The German sugar firm came to an agreement to buy Danisco Sugar in July 2008 for an enterprise value of DKK 5.6 bn, with the addition of around DKK 600 m from sale of EU sugar quota. This amounts to a total of around €750m.
In November the German competition authorities initiated the second stage of the review. The initial deadline for this was given as 26th January.
However Heiner Reiners, a spokesperson for Nordzucker, told FoodNavigator.com: “During conversations with the Bundeskartellamt we learned that there are some questions left that simply need more time to be adequately answered.”
As a result, Nordzucker has asked for more time, until 20th February, to provide more answers. According to Reiners, the company’s view is that there is no need to reach a decision under pressure to close the transaction as soon as possible.
While he was unable to give details on what aspects of the deal are under discussion, it is possible that fulfilment will have some preconditions attached.

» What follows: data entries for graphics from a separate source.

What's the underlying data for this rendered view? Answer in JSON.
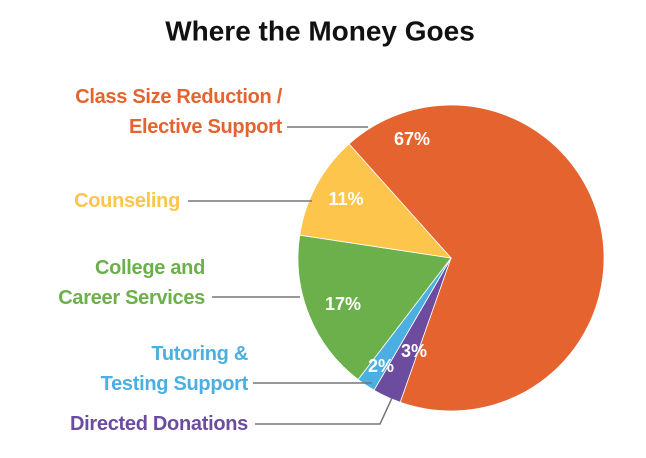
{
  "chart_data": {
    "type": "pie",
    "title": "Where the Money Goes",
    "categories": [
      "Class Size Reduction /\nElective Support",
      "Directed Donations",
      "Tutoring &\nTesting Support",
      "College and\nCareer Services",
      "Counseling"
    ],
    "values": [
      67,
      3,
      2,
      17,
      11
    ],
    "value_labels": [
      "67%",
      "3%",
      "2%",
      "17%",
      "11%"
    ],
    "colors": [
      "#e4632f",
      "#6b4c9f",
      "#4bafe1",
      "#6bb04a",
      "#fdc54c"
    ]
  }
}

However the sheer size of the deal, and the fact that it is “the largest in the industry for many years, and the first of this size under the new sugar regime” means the buyer was prepared for considerable scrutiny.
Reiner said that the final decision could also be relevant for deals in the future. “It is logical that [Bundeskartellamt] is interested in a thorough investigation.”
As for Danisco, it has issued a statement saying that it still expects the sale to be completed at the beginning of 2009, and has no further comments at this juncture.
Competition rules regarding mergers and acquisitions in the EU-27 bloc dictate that deals concerning companies generating between €500 million and €5 billion in revenue worldwide, and €25 million in the national country, will be dealt with by competition authorities in the pertinent national country.
When the firms exceed €5billion worldwide in revenue, and €250 million within the EU, it is the competition body in Brussels that takes the mantle for investigating, and giving clearance, or not, on the deal.
One exception to this rule is when two-thirds of the revenue is generated by the firms in one country. When this is the case, the national competition authority can investigate the deal and permit, or deny, the go-ahead.